Our History

The Society was founded in 1833 by a group of students in Paris. They were challenged to serve the poor of the city and inspired by the example of St Vincent de Paul, they served the local population face to face, as part of their spiritual formation. In 1844 a group of men came together in London and started the first group in Britain.

Our History

St Vincent de Paul
Born in 1581 in Gascony, St Vincent de Paul studied for the priesthood and was ordained in 1600. In 1617, two events changed his life. After hearing the confession of a dying man he resolved to preach the Good News of Christ’s promised redemption, and later that year after appealing for help for a poor sick family he saw many local people bringing them aid. This inspired him to found the Ladies of Charity (AIC), who were devoted to-person-to person help. Many other Vincentian organisations followed. 

St Vincent died in 1660 and was canonised in 1737.

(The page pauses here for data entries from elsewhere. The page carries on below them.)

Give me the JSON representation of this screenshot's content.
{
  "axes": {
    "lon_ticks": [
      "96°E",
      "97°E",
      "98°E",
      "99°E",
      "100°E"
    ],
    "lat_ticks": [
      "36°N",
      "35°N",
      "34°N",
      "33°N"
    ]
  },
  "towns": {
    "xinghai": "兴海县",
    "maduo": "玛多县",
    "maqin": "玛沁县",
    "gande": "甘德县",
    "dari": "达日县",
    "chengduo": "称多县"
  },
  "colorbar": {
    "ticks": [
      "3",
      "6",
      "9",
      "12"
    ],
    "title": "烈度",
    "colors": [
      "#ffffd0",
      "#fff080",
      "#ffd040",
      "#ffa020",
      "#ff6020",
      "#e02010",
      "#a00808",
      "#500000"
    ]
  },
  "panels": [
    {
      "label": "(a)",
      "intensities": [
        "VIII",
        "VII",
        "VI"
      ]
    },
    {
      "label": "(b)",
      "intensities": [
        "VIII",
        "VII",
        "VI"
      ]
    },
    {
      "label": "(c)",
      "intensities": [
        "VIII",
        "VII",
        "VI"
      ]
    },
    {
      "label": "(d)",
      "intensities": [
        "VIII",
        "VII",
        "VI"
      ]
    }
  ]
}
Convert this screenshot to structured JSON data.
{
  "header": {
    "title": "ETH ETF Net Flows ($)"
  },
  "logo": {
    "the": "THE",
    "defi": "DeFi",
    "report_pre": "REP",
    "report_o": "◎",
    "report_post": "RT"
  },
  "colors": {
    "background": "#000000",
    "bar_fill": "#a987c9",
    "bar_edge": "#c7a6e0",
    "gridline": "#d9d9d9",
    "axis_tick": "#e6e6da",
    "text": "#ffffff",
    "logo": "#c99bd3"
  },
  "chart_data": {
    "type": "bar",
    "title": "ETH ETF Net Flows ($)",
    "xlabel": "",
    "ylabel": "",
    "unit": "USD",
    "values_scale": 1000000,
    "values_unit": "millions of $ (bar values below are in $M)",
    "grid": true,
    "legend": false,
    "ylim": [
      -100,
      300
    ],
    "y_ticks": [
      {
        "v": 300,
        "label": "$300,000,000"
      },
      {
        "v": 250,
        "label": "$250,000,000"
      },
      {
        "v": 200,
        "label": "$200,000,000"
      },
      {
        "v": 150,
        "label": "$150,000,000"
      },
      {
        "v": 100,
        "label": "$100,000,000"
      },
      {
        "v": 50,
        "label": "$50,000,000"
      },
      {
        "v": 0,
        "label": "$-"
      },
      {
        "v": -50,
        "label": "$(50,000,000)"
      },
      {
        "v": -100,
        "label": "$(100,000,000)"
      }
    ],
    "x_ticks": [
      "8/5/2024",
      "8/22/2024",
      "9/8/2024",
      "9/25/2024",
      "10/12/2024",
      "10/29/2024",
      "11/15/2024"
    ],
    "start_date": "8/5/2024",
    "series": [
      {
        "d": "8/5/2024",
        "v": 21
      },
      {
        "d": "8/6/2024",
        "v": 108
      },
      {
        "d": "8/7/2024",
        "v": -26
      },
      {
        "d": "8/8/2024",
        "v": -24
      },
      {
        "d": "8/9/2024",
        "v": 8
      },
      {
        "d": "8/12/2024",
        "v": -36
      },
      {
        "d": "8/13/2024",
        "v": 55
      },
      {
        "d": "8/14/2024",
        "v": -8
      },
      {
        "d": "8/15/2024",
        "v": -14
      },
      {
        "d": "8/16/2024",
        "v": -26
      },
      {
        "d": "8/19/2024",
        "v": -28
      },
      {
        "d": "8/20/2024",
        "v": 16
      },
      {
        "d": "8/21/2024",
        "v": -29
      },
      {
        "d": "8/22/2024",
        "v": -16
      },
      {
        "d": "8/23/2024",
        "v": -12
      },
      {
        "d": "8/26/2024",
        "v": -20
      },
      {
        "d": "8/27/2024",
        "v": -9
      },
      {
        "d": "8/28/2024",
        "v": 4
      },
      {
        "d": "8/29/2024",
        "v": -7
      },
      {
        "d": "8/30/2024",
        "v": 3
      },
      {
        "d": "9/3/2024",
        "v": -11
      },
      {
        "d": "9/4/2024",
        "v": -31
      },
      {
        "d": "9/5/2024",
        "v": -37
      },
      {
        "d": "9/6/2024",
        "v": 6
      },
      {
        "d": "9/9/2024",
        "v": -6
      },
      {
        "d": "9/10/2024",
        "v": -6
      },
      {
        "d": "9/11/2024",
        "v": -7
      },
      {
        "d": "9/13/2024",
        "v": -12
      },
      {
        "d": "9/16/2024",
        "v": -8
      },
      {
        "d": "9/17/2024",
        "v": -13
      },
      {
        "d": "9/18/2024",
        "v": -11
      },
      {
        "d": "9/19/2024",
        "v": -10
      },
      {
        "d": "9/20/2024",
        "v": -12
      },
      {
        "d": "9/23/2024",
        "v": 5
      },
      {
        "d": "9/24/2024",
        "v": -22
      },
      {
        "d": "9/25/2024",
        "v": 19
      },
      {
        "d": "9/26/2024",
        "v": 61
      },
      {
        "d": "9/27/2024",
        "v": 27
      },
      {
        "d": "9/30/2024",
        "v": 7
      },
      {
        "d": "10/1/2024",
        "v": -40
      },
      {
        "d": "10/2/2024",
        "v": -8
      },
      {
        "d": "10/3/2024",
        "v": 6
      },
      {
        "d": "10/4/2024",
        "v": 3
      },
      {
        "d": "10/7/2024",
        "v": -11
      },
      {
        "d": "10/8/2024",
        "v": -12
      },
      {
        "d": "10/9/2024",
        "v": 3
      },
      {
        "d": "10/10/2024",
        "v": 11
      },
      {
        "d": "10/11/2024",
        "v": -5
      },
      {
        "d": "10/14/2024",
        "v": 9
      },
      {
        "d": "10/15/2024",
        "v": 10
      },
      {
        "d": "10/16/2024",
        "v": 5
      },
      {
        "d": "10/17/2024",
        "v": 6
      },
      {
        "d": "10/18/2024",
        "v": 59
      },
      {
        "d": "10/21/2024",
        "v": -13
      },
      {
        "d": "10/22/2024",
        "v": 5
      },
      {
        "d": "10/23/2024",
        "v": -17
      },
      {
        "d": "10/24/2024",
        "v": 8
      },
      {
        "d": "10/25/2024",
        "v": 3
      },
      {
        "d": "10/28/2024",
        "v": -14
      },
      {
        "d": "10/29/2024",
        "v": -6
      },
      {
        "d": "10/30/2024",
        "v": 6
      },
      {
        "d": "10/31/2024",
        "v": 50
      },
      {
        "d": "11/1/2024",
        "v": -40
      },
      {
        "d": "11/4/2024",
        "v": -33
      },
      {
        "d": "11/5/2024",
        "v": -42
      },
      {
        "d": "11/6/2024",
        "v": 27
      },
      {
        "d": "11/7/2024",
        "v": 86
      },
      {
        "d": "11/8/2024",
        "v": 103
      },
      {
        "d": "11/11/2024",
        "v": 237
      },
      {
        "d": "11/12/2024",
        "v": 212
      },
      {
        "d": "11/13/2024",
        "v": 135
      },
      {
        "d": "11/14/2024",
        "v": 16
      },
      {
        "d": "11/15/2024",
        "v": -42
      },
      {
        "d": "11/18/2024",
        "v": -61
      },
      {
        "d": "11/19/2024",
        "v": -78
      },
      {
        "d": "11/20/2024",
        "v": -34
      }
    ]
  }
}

1833 First Conference of St Vincent de Paul

The organisation started as a debating society, led by Blessed Frédéric Ozanam, called a Conference of History. Its members were committed Catholics who found themselves defending the Church against accusations of always backing the rich and powerful. Following taunts of “call yourselves Christians, what do you care about the poor” they realised the taunts had some validity. They resolved “there has been enough talk, it’s time for action” and went out into the streets and with the help of Sister Rosalie Rendu, a Daughter of Charity (a religious order founded by St Vincent de Paul and St Louise de Marillac) brought material assistance and listened to the needs of those in living in poverty.

painting of frederic ozanam in a beard in the countryside

Frédéric Ozanam died in 1853 and was beatified by Pope John Paul in 1997. We are most grateful to Sr. Ellen M. LaCapria, Daughter of Charity, for the use of her painting of Blessed Frédéric Ozanam above.

1844 First Conference in Britain
A friend of Frédéric Ozanam studying in Paris was George Wigley, who was born near Manchester but brought up in Boulogne after losing his parents. Wanting to start a Conference in England, Frederic advised him to write articles for magazines. Helped by Fr Ignatius Spencer CP, (Winston Churchill’s great uncle and great-great-great uncle to Diana, Princess of Wales) they published articles about the Society in The Tablet. 

In January 1844, several Catholics met at the Sabloniere Hotel in London and agreed to form the first Conference in England. An inaugural meeting followed on February 12th.   

Frederick Lucas, the Tablet’s editor, was elected President, but declined. Charles Pagliano, the owner of the Sabloniere, was then elected. By the end of 1844 four Conferences had been formed in London and they quickly spread beyond the capital. Today there are over 1000 Conferences in England and Wales with almost 10,000 members.